Still on occupations, Veith also notes that “there is not a ‘Christian’ way to be a carpenter” (p. 154), or to carry out any secular occupation for that matter. The output of a technically good carpenter who is a Christian and that of an equally good carpenter who is an unbeliever can both be equally good. What would differentiate the two would be the quality of their inner lives, though Veith does not go further to say that the quality of their inner lives could also affect the quality of their outputs.
4. God uses vocations to provide us with what we need, and to protect and even avenge us.

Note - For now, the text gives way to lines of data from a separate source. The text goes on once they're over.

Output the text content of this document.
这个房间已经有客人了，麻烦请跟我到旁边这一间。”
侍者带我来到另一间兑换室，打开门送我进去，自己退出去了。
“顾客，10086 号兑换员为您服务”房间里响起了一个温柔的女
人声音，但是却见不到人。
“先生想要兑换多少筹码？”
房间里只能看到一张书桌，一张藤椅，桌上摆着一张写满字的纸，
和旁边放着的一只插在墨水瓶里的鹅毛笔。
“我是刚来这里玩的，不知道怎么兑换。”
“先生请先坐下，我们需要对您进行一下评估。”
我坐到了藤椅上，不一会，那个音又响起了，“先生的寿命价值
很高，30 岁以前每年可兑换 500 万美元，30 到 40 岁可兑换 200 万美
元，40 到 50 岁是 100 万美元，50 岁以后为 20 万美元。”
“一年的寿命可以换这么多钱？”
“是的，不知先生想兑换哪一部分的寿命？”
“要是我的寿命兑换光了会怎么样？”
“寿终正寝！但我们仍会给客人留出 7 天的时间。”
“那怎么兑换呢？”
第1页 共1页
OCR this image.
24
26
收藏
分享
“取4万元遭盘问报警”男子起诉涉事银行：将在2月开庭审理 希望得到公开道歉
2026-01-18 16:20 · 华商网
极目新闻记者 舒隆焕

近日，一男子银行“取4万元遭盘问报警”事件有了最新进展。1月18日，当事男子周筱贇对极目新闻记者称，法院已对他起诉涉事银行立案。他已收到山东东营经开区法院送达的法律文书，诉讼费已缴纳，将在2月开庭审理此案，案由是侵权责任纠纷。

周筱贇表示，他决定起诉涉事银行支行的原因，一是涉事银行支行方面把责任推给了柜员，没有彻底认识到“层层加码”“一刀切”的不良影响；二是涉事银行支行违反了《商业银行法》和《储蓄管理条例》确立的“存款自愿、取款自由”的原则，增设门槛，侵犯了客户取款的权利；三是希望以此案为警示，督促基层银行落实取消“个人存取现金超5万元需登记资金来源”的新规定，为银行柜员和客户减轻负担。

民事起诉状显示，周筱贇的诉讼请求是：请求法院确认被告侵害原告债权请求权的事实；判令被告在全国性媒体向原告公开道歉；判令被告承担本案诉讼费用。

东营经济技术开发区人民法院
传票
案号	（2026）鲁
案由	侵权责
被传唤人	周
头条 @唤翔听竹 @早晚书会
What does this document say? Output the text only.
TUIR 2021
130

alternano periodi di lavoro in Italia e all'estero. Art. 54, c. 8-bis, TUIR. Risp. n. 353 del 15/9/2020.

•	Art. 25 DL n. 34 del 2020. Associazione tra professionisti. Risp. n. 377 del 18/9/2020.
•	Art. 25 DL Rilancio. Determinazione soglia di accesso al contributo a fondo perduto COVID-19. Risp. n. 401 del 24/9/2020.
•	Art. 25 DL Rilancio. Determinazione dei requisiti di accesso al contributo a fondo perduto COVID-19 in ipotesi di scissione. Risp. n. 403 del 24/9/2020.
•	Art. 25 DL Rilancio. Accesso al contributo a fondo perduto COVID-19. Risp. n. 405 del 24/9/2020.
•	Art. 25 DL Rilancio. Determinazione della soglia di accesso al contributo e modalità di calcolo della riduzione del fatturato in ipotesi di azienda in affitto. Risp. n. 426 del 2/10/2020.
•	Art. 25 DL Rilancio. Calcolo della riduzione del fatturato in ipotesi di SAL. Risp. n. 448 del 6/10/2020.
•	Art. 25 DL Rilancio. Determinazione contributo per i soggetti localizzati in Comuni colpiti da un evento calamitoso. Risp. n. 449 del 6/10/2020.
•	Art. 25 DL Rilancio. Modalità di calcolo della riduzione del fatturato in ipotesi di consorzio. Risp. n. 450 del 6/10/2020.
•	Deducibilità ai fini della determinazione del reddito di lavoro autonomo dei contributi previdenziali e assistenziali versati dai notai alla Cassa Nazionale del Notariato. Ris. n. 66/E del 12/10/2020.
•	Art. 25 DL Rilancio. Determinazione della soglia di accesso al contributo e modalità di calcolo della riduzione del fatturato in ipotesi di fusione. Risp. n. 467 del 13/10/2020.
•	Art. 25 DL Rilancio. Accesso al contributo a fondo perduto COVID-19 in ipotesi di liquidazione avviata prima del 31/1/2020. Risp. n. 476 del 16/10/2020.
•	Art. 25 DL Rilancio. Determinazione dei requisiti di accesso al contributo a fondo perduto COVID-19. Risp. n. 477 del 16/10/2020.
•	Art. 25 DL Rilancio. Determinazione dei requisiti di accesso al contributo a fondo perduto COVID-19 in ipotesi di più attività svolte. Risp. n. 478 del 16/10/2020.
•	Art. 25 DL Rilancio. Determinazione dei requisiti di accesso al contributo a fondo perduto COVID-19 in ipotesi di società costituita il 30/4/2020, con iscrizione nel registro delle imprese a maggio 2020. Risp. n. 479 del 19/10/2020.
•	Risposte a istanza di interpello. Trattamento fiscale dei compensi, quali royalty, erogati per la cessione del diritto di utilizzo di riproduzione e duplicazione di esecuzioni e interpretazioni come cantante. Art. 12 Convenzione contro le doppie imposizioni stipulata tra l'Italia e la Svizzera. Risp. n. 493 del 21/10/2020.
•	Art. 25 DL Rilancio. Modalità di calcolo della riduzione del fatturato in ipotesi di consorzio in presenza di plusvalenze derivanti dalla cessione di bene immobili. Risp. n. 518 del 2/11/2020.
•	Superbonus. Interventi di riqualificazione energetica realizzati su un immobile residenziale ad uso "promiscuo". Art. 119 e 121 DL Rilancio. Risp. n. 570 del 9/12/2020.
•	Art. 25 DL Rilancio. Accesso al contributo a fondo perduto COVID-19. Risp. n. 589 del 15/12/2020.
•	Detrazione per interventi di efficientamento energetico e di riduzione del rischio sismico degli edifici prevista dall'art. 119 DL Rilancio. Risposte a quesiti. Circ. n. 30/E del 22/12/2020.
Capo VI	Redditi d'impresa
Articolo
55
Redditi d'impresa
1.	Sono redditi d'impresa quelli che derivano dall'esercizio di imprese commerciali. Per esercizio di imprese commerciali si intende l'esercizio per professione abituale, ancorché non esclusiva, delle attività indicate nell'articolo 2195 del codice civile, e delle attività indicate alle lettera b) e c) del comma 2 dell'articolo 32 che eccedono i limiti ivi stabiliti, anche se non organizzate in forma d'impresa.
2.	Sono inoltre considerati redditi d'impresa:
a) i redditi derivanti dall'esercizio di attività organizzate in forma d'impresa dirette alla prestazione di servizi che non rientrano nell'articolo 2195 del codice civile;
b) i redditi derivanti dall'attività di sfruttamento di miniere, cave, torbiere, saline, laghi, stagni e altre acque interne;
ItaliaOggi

Though God could give us food directly (as when he gave the Israelites manna in the desert), he usually does so through vocations, e.g., through farmers, wholesalers, retailers, delivery personnel, and cooks, among others. It is also through vocations that we are given the wherewithal to obtain what we need. Similarly, God teaches and protects us through the vocations of parents, teachers, mentors, and pastors, among others. He protects and avenges citizens through the various vocations in government.
5. There are crosses to bear in vocation. These crosses drive us to prayer, which in turn enables us to rest in God.
“…[C]rosses are never self-chosen… Crosses we choose are not crosses… What should Christians do when they experience trials and tribulations and temptations in their vocations?…[These] drive us to prayer… What suffering does is to bring God into our vocations.” (pp. 148-149)
“Occupy your office with prayer. The results and consequences and outcomes are largely beyond your control [your children may reject God, your business may go bankrupt, your political opponent may defeat you by buying votes]. But they are not beyond God’s control… God is working through what we do in vocation. We are merely his instruments. When we realize that, we can relax.” (p. 149)
Today, I officially assume the position of Associate Vice Chancellor for Academic Affairs of my university, with the mandate of ensuring high levels of excellence in pedagogy and curriculum. May I remember all the above as I love and serve my neighbors through this new vocation!
(Many thanks to the missionaries of the Society of the Divine Word. It was only on my last visit to Catholic Trade that I learned that the said store was established by them in 1924.)